Thursday, April 4, 2019

Some Quotations

P.H. Emerson

... the photographer must so use his technique as to render a true impression of the scene.

Say as much as you can, with as little material as you can.

The impression must be true throughout, and if all the preceding components are true the impression will be true.

H.P. Robinson

The aim and end of the artist is not truth exactly, much less fact, it is effect. I know this sounds shocking to the purist's ear, but it is quite true. There is no doubt he gets his best effect by way of the truth, but he uses it as he would a servant, not as a master.

Ansel Adams

I employ numerous photographic controls to create an image that represents "the equivalent of what I saw and felt" [paraphrasing Steiglitz]

Edward Weston

I have on occasion used the expression, 'to make a pepper more than a pepper' ... I did not mean 'different' from a pepper, but a pepper plus -- an intensification of its own important form and texture, -- a revelation. Photography as a creative expression ... must be seeing plus

Now, all this has something of the character of vague bullshit, and someone a hair cleverer than I would probably be able to parse these statements into Expressionist versus Impressionist ideas, or something like that. Each of these sets of ideas, though, represents some sort of useful target that the speaker could aim at. Each of these men assembled a little collection of acolytes, who did their best to interpret these and other collections of words, and produced, generally, second rate copies of their teacher's photographs.

If you say to yourself "I want to take sharp pictures of birds in flight" and if you apply yourself, and are normally competent, you will by god begin to produce more or less endless sharp photographs of birds flying from one place to another.

If you say to yourself nothing at all beyond "I want to take pictures" then you will take pictures of, god knows what, probably everything. If you desire that they be in focus, and if you apply yourself, you will probably hit your target. To what end, nobody will be able to explain.

These fellows above were saying something else, and it shows in their pictures.

Critics can say the same sorts of things, criticism being merely the observe face of creativity. Did Weston distill the essence of the nautilus shell, seeing it plus?
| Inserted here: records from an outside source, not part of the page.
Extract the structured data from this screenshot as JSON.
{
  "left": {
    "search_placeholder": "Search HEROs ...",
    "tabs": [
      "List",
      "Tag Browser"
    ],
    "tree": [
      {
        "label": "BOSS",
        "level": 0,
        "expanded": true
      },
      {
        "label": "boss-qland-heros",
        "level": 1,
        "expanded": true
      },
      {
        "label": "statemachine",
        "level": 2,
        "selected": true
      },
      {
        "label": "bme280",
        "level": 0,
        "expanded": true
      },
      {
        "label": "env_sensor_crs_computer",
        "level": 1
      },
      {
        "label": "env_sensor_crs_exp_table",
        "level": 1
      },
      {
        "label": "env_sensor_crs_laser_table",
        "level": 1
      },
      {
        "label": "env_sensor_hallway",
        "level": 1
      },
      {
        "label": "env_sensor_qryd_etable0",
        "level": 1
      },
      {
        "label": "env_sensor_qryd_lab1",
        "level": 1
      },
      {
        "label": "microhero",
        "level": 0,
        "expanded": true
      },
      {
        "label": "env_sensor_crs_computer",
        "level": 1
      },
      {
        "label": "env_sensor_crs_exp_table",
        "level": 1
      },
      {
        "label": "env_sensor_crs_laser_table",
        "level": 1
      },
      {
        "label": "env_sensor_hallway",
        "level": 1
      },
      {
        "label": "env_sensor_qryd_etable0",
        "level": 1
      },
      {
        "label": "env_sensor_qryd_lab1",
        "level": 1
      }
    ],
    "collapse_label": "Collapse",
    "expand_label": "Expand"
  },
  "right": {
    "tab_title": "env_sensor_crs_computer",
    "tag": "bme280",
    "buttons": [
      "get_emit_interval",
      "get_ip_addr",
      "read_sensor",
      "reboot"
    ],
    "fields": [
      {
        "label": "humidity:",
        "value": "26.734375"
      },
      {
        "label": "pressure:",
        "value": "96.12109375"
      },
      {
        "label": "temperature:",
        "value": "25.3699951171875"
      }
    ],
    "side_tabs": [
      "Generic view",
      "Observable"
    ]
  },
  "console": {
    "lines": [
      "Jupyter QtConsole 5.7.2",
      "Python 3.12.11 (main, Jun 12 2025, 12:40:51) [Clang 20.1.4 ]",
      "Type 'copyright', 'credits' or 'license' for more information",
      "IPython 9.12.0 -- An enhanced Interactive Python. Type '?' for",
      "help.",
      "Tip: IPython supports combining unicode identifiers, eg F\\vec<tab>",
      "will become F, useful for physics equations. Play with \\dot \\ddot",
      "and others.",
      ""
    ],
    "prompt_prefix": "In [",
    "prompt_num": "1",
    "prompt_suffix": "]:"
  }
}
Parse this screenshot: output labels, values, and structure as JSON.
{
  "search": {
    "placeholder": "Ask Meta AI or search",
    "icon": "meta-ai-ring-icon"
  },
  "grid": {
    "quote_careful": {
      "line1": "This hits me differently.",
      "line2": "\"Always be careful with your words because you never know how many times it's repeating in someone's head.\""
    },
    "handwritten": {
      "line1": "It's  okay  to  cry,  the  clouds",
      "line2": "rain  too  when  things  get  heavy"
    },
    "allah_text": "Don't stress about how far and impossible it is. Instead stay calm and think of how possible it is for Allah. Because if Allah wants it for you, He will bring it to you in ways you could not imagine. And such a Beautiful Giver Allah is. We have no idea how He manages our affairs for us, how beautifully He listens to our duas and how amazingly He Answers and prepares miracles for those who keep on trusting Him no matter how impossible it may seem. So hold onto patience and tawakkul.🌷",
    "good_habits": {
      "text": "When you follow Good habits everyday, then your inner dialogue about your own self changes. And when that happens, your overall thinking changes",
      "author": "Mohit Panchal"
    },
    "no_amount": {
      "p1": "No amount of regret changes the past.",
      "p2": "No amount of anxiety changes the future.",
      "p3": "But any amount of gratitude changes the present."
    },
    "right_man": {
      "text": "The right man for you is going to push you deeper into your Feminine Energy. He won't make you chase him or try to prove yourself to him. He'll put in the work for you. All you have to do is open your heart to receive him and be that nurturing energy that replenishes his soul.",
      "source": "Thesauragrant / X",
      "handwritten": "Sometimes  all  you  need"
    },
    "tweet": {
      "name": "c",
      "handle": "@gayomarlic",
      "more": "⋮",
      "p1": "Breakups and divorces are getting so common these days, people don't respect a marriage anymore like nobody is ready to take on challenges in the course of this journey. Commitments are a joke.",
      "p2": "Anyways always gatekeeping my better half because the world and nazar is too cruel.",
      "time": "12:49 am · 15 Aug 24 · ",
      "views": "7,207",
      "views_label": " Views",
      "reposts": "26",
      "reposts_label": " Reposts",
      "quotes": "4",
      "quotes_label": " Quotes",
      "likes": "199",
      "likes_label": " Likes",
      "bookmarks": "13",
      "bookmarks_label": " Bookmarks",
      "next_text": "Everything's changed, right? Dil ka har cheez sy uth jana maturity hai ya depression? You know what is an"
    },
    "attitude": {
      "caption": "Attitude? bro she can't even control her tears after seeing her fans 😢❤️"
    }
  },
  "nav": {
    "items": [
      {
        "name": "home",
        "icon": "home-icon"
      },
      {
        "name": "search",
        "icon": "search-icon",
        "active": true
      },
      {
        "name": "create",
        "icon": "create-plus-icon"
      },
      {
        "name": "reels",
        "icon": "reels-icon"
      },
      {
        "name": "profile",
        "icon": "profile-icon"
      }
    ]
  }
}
For that matter, did Robinson distill anything, and see plus? Did Emerson give us the aspirational equivalents of Adams and Steiglitz, or did he manage to produce true impressions of the Norfolk Broads?

I don't really care what drives an artist, and I don't really care if the map they choose actually describes a real territory or only a fantasy. All I can be sure of is that without a map one tends to wander more or less aimlessly, and to no purpose.

Evidence points, in fact, to a certain wisdom in not following someone else's star, unless the secret map you're actually following is intended to lead to second-rate copies.

The critic's job, as I see it, is to try to discern what map the artist is using, and to judge based at least in part on how well the artist has hewed to the course laid out on it. There is more, there is room for my map, as well as simply my personal reactions, and little things like whether I like it or not. But, really, one ought to start by trying to get a handle on the artist's map.

All too often, it is clear that the artist has no map at all, and is simply wandering about trying to project an air of not being lost.


  1. This seems to line up with the criteria I liked that I read in "Art and Fear" by Bayles. From memory it was something like,
    1. What was the artist trying to do?
    2. Did they achieve that?
    3. Was it worth doing?

    I find they seem to be generic enough to apply to all art and also help me point to why I don't like something. It also helps me with ending up with opinions like "I'm not sure this is my thing but I'm glad it exists"

  2. The map: do not end up in someone elses production line, do not work for a minimum wage, network in time and know the right people, adept and be free.

  3. Being lost is a precondition (though not a guarantee) of finding something new. Everybody got to find their own path.

    1. I could not disagree more - the only precondition for „finding“ is a sharp mind. You may find what you were looking for or something else or nothing at all. You may not look for but find. But once you recognize you find, you found.
      Now selling this is totally different. Now you (directly or indirectly through outhers) have others make BELIEVE you found. In this process you may lose yourself again or lose your findings or both: but if you manage to make believe you have a product.
      This is were the critic comes in. Critics want their share. Access to the market means, that you have to bribe your way in: how does not matter. You fail: there goes your finding / product.
      The „path“ is nothing but success and be it post-mortal like i.e. van Gogh or Vivian M.
      And whatever you do - you need a sharp mind (otherwise you may just become a phenomenon - like Vivian M. (?))

    2. "The „path“ is nothing but success"

      To coin a phrase, I couldn't disagree more.

    3. Sure, and Papa was a rolling stone.